5. When these witnesses have been believed by the both the courts below, in a revision, I would not have ordinarily proceeded to upset these findings. But there are certain inherent infirmities in the prosecution case. One glaring fact is that when the girl refused to go inside the school on the invitation of the accused, according to her, the petitioner caught hold of her hand and then she began to follow him. This part of the evidence is not believable, particularly because of the subsequent alleged incident, namely, that she was taken inside the room and the petitioner committed sexual intercourse on her; has no corroborative evidence in support of it. Further there is no evidence to show that she raised any hue and cry when rape was about to be committed on her by the accused. Secondly, it is also not believable that the accused who was a teacher, would forcibly take the girl inside the room and commit rape in broad daylight when there were other persons, namely P.Ws. 2 and 3 tending cattle near the school, On the top of it, the medical evidence completely belies the prosecution case of rape.
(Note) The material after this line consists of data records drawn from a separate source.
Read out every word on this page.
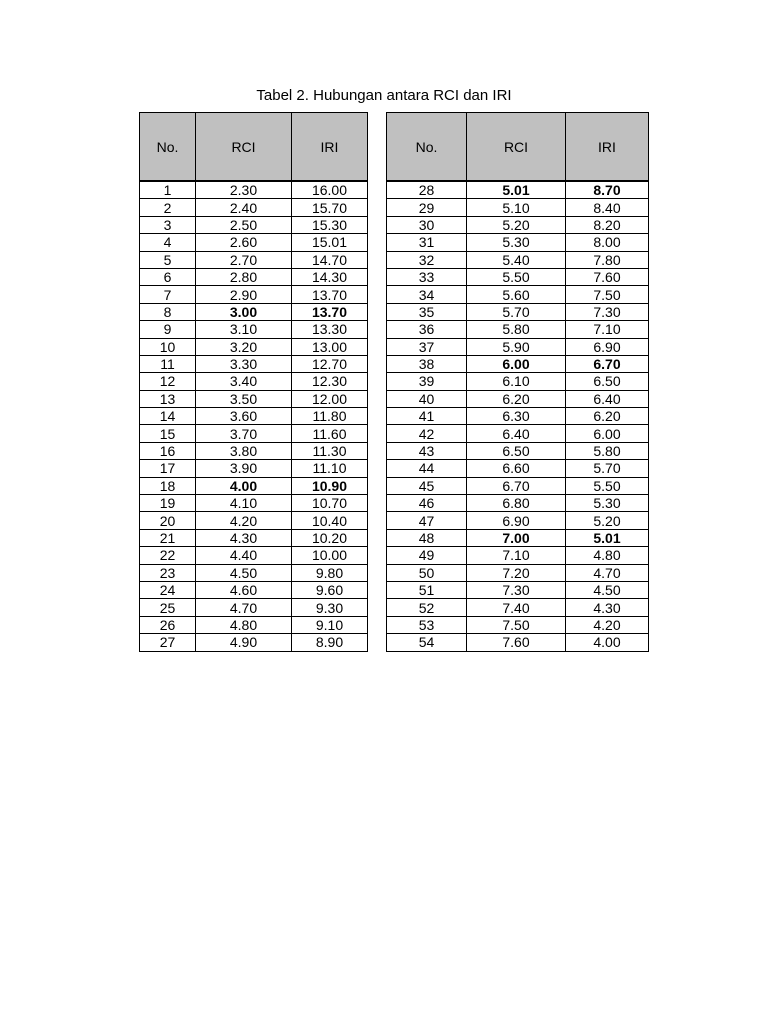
Tabel 2. Hubungan antara RCI dan IRI
No.	RCI	IRI		No.	RCI	IRI
1	2.30	16.00		28	5.01	8.70
2	2.40	15.70		29	5.10	8.40
3	2.50	15.30		30	5.20	8.20
4	2.60	15.01		31	5.30	8.00
5	2.70	14.70		32	5.40	7.80
6	2.80	14.30		33	5.50	7.60
7	2.90	13.70		34	5.60	7.50
8	3.00	13.70		35	5.70	7.30
9	3.10	13.30		36	5.80	7.10
10	3.20	13.00		37	5.90	6.90
11	3.30	12.70		38	6.00	6.70
12	3.40	12.30		39	6.10	6.50
13	3.50	12.00		40	6.20	6.40
14	3.60	11.80		41	6.30	6.20
15	3.70	11.60		42	6.40	6.00
16	3.80	11.30		43	6.50	5.80
17	3.90	11.10		44	6.60	5.70
18	4.00	10.90		45	6.70	5.50
19	4.10	10.70		46	6.80	5.30
20	4.20	10.40		47	6.90	5.20
21	4.30	10.20		48	7.00	5.01
22	4.40	10.00		49	7.10	4.80
23	4.50	9.80		50	7.20	4.70
24	4.60	9.60		51	7.30	4.50
25	4.70	9.30		52	7.40	4.30
26	4.80	9.10		53	7.50	4.20
27	4.90	8.90		54	7.60	4.00
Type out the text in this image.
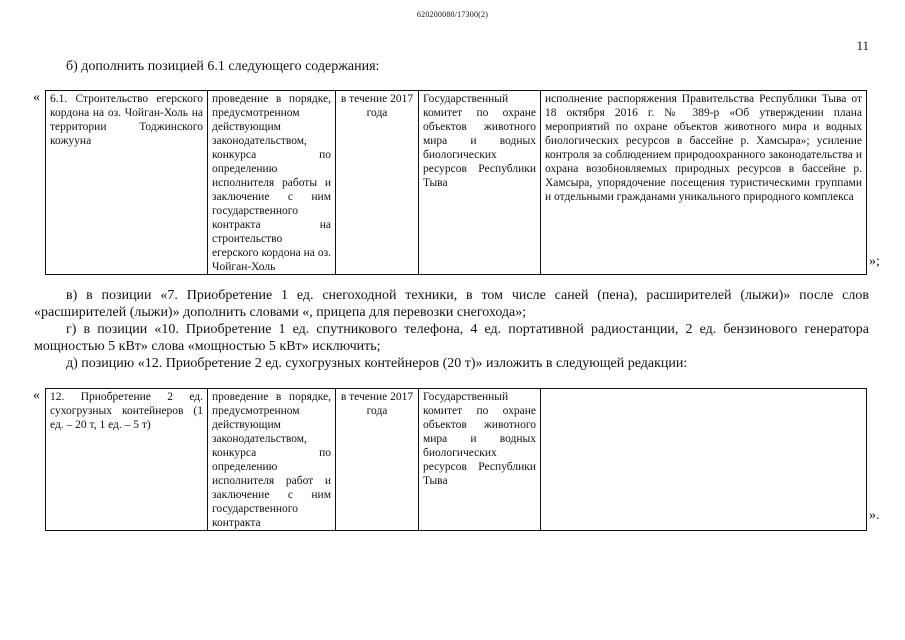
620200080/17300(2)
11
б) дополнить позицией 6.1 следующего содержания:
« 6.1. Строительство егерского кордона на оз. Чойган-Холь на территории Тоджинского кожууна	проведение в порядке, предусмотренном действующим законодательством, конкурса по определению исполнителя работы и заключение с ним государственного контракта на строительство егерского кордона на оз. Чойган-Холь	в течение 2017 года	Государственный комитет по охране объектов животного мира и водных биологических ресурсов Республики Тыва	исполнение распоряжения Правительства Республики Тыва от 18 октября 2016 г. № 389-р «Об утверждении плана мероприятий по охране объектов животного мира и водных биологических ресурсов в бассейне р. Хамсыра»; усиление контроля за соблюдением природоохранного законодательства и охрана возобновляемых природных ресурсов в бассейне р. Хамсыра, упорядочение посещения туристическими группами и отдельными гражданами уникального природного комплекса
»;
в) в позиции «7. Приобретение 1 ед. снегоходной техники, в том числе саней (пена), расширителей (лыжи)» после слов «расширителей (лыжи)» дополнить словами «, прицепа для перевозки снегохода»;
г) в позиции «10. Приобретение 1 ед. спутникового телефона, 4 ед. портативной радиостанции, 2 ед. бензинового генератора мощностью 5 кВт» слова «мощностью 5 кВт» исключить;
д) позицию «12. Приобретение 2 ед. сухогрузных контейнеров (20 т)» изложить в следующей редакции:
« 12. Приобретение 2 ед. сухогрузных контейнеров (1 ед. – 20 т, 1 ед. – 5 т)	проведение в порядке, предусмотренном действующим законодательством, конкурса по определению исполнителя работ и заключение с ним государственного контракта	в течение 2017 года	Государственный комитет по охране объектов животного мира и водных биологических ресурсов Республики Тыва	
».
P.W. 6 says that on her refusal to accompany accused into the room of the school, accused caught hold of her and took her into the room, while P.Ws. 2 and 3 say that they saw P.W. 6 and the accused entering the room.
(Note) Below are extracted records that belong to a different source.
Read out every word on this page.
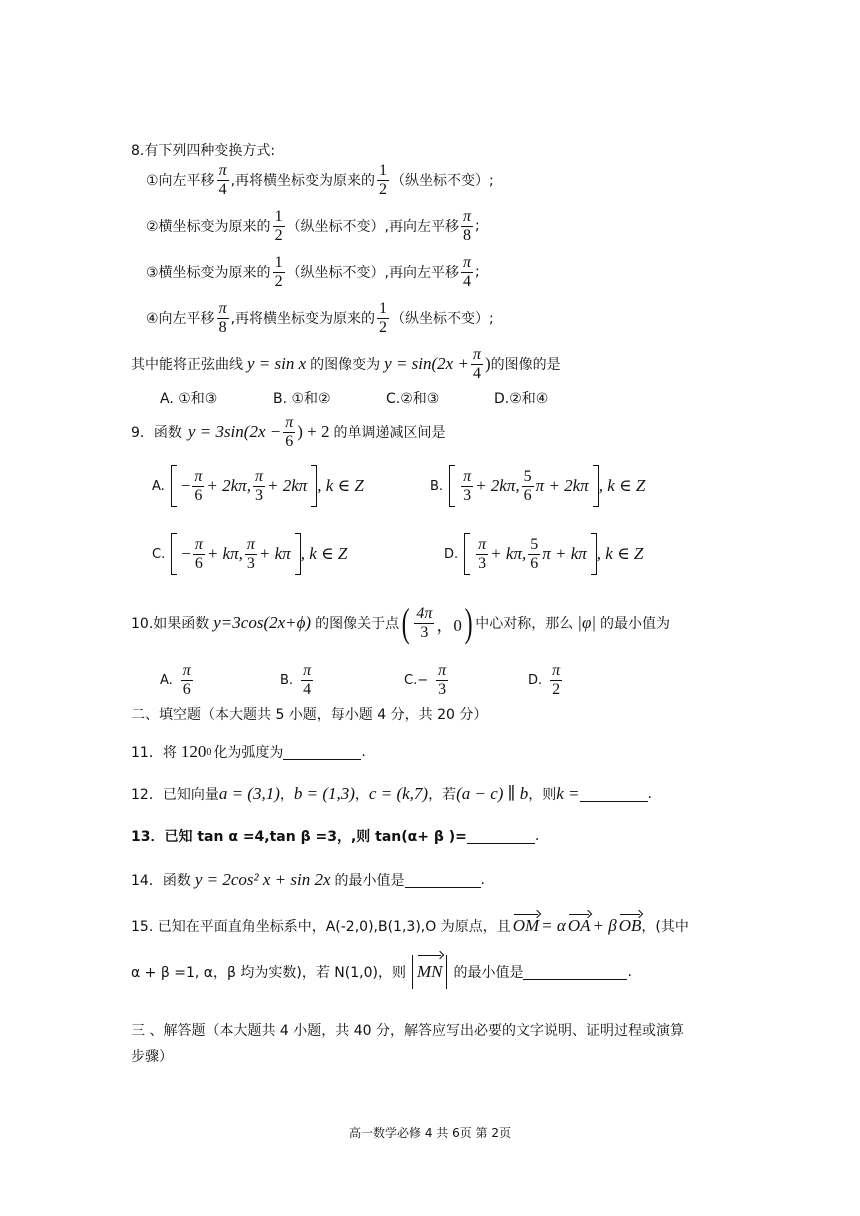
8.有下列四种变换方式:
①向左平移 $\frac{\pi}{4}$ ,再将横坐标变为原来的 $\frac{1}{2}$ （纵坐标不变）;
②横坐标变为原来的 $\frac{1}{2}$ （纵坐标不变）,再向左平移 $\frac{\pi}{8}$ ;
③横坐标变为原来的 $\frac{1}{2}$ （纵坐标不变）,再向左平移 $\frac{\pi}{4}$ ;
④向左平移 $\frac{\pi}{8}$ ,再将横坐标变为原来的 $\frac{1}{2}$ （纵坐标不变）;
其中能将正弦曲线 y = sin x 的图像变为 $y = \sin(2x + \frac{\pi}{4}$ ) 的图像的是
A. ①和③	B. ①和②	C.②和③	D.②和④
9．函数 $y = 3\sin(2x - \frac{\pi}{6}$ ) + 2 的单调递减区间是
A. − $\frac{\pi}{6} + 2k\pi$, $\frac{\pi}{3} + 2k\pi$ , k ∈ Z	B. $\frac{\pi}{3} + 2k\pi$, $\frac{5}{6}$ π + 2kπ , k ∈ Z
C. − $\frac{\pi}{6} + k\pi$, $\frac{\pi}{3} + k\pi$ , k ∈ Z	D. $\frac{\pi}{3} + k\pi$, $\frac{5}{6}$ π + kπ , k ∈ Z
10.如果函数 y=3cos(2x+ϕ) 的图像关于点 ( $\frac{4\pi}{3}$ ，0 ) 中心对称，那么 |φ| 的最小值为
A. $\frac{\pi}{6}$	B. $\frac{\pi}{4}$	$C.- \frac{\pi}{3}$	D. $\frac{\pi}{2}$
二、填空题（本大题共 5 小题，每小题 4 分，共 20 分）
11．将 120 0 化为弧度为	.
12．已知向量 a = (3,1) ， b = (1,3) ， c = (k,7) ，若 (a − c) ∥ b ，则 k =	.
13．已知 tan α =4,tan β =3，,则 tan(α+ β )=	.
14．函数 y = 2cos² x + sin 2x 的最小值是	.
15. 已知在平面直角坐标系中，A(-2,0),B(1,3),O 为原点，且 OM = α OA + β OB ，(其中
α + β =1, α，β 均为实数)，若 N(1,0)，则 MN 的最小值是	.
三 、解答题（本大题共 4 小题，共 40 分，解答应写出必要的文字说明、证明过程或演算
步骤）
高一数学必修 4 共 6页 第 2页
6. Section 354, Indian Penal Code, is in the following terms:
Whoever assaults or uses criminal force to any woman, intending to outrage or knowing it to be likely that he will thereby outrage her modesty, shall be punished with imprisonment of either description for a term which may extend to two years, or with fine, or with both.
One of the ingredients of this section is that the accused assaults or uses criminal force to a woman intending to outrage or knowing it to be likely that he will thereby outrage her modesty. In this case, the prosecution has not led any evidence to show that the accused intended to outrage the modesty of P.W. 6. Even if the prosecution story as deposed to by P.Ws. 2, 3 and 4 that the accused was 'on the body' of P.W. 6 inside the room, it would not be outraging of modesty if the girl was a consenting and voluntary party to the affair. There is no evidence or finding to show that she protested. But there is no finding of any of the courts below to show that the girl was forcibly taken by the accused inside the room or that there was rape or an attempt to commit rape. The evidence of the girl that the accused caught hold of her hand and took her inside the room has not been supported by P.Ws. 2, 3 and 4 as stated earlier. Their evidence is that they were nearabout the school and saw the accused and P.W. 6 entering the room. They have not stated that the accused caught hold of the hand of the girl and took her inside the room. Therefore, the prosecution has failed to make out a case against the accused under Section 354 of the Indian Penal Code. The conviction and sentence passed against the petitioner are hereby set aside.
7. The revision petition is accordingly allowed. The accused is acquitted. He is discharged from his bail bond.